Germany and Italy block EU trade ban on Israeli settlers

A proposal to ban trade with illegal Israeli settlements is expected to fail at Monday's EU foreign ministers' meeting, leaving European companies without clearer compliance rules regarding settler imports.

EU foreign ministers gathering in Brussels on Monday are poised to reject a proposal that would restrict or ban trade with illegal Israeli settlers. Passing the measure requires a qualified majority in the EU Council, but both Germany and Italy have signalled they will block it.

German Foreign Minister Johann Wadephul said on Friday that verbal condemnations of settler violence and expansion remain sufficient. "All German governments to date – and we ourselves – have consistently issued statements to this effect," he told press in Berlin. He added that the Gaza and Lebanon issues "will … be my key contribution at the EU foreign ministers’ meeting on Monday."

Italy is equally unwilling to back the trade restrictions. Foreign Minister Antonio Tajani has argued that imposing sanctions would jeopardise US-brokered Lebanon peace talks scheduled to take place in Rome on Tuesday and Wednesday. He previously celebrated the talks on social media as proof of Italy's "authoritative and credible role on the international political scene."

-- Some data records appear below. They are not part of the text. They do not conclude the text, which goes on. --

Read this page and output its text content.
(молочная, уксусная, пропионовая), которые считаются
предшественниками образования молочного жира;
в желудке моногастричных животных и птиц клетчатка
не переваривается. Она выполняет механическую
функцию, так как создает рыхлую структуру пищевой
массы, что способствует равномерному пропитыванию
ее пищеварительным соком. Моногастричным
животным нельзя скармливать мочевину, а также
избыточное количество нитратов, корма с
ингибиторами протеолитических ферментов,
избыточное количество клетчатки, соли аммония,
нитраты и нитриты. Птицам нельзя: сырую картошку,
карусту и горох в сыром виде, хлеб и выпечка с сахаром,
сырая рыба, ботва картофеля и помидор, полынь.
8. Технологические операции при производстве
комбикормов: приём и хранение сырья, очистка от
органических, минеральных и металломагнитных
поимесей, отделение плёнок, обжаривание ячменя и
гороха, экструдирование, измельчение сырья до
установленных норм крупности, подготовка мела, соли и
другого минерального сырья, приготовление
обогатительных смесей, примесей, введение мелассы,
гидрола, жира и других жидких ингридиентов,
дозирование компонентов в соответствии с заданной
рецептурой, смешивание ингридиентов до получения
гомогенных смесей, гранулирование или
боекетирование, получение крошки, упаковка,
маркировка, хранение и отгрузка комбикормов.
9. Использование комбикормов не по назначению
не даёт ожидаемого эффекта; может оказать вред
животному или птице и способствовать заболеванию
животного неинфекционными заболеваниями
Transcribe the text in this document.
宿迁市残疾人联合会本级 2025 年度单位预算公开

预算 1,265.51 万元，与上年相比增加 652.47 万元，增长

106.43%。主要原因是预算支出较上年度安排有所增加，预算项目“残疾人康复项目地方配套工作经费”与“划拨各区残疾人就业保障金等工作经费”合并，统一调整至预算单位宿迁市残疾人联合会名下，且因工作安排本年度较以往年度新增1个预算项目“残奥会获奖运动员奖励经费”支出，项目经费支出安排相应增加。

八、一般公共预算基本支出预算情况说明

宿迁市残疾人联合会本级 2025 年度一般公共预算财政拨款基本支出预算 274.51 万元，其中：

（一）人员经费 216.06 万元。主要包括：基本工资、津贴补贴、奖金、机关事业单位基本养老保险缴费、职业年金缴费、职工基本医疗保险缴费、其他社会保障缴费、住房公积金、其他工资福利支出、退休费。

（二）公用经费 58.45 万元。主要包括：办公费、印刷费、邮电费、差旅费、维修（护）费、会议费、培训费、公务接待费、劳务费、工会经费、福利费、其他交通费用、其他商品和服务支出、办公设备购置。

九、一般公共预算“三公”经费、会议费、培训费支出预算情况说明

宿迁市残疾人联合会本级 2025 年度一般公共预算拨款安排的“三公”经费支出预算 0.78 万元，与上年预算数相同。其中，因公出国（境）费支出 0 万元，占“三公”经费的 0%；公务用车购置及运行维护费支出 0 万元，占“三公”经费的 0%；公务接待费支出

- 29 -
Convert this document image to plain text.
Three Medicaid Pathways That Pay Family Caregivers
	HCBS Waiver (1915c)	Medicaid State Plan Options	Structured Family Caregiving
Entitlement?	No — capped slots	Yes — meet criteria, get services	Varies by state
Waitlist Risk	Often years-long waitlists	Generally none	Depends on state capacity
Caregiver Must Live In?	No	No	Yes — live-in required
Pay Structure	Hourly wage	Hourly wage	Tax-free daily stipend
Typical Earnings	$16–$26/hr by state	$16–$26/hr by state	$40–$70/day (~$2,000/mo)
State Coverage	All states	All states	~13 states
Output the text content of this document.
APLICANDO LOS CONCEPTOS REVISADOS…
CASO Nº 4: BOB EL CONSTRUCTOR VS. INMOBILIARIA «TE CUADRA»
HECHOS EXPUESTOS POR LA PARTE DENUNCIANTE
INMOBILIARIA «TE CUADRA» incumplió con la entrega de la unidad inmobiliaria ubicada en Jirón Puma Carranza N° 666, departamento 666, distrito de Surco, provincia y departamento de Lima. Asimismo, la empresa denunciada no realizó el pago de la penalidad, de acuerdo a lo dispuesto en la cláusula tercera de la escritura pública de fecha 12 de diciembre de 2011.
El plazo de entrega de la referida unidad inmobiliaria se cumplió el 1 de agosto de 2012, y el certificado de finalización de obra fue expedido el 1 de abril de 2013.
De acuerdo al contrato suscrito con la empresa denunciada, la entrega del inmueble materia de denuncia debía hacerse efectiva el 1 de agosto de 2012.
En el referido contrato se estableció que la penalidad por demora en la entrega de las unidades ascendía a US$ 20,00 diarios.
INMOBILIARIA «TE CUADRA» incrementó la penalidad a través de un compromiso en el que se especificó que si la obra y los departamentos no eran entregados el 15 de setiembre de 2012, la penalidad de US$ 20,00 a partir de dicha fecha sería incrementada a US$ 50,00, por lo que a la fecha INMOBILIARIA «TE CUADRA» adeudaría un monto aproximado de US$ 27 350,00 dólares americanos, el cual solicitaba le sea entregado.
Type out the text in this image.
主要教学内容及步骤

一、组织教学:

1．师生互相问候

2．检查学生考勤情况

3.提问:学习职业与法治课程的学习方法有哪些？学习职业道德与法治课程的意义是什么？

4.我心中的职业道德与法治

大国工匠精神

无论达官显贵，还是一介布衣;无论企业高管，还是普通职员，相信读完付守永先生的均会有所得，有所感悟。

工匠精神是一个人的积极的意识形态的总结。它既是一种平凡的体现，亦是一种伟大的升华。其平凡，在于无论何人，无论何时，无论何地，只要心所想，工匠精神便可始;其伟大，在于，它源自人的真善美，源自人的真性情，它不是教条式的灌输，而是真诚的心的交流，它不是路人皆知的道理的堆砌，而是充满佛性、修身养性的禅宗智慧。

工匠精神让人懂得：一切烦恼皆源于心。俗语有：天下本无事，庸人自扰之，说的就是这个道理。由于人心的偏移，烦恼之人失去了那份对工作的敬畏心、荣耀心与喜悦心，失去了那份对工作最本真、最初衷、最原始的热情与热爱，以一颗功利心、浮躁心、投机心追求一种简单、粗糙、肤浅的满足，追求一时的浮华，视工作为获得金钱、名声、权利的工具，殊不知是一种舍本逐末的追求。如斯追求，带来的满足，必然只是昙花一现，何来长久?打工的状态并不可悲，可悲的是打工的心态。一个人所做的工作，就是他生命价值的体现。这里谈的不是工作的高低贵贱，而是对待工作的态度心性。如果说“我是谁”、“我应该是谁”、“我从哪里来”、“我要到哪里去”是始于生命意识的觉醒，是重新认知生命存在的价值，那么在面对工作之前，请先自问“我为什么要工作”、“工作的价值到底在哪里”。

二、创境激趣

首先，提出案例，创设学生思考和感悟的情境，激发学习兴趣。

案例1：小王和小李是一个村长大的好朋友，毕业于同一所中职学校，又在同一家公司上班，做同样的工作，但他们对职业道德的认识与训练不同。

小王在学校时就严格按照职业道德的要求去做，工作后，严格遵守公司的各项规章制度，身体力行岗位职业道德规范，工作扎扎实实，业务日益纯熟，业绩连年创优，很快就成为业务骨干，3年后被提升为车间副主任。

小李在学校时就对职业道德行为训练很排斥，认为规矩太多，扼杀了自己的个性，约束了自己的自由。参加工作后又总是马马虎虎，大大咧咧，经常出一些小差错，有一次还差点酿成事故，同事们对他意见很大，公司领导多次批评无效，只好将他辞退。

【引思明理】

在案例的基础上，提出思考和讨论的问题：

For European importers and supply chain managers, the diplomatic stalemate means prolonged regulatory uncertainty. The European Commission first presented options for anti-settler sanctions in September 2025. Opponents of the ban, including the Czech Republic's Petr Macinka, argue that targeting settler exports would impose an undue bureaucratic burden on normal Israeli exporters to prove their goods do not originate from settlements.

Proponents of the trade restrictions point to the ineffectiveness of the EU's current diplomatic posture. The bloc issued 895 statements on Israel between 2017 and 2026, with 38 percent being negative, according to the Jewish People Policy Institute. During that same period, the settler population in the West Bank and East Jerusalem grew from 620,000 to over 750,000, including 47 new settlements since 2022.

Without German or Italian support, the proposal is expected to be shelved. Officials are likely to cite the need to study the measures ahead of the next formal EU meeting on 12 October, as well as the upcoming Israeli elections on 27 October and the subsequent months typically required for government formation. In the absence of an EU-wide trade framework, France, Ireland, the Netherlands and Spain are pursuing restrictions independently, with Belgium potentially joining them.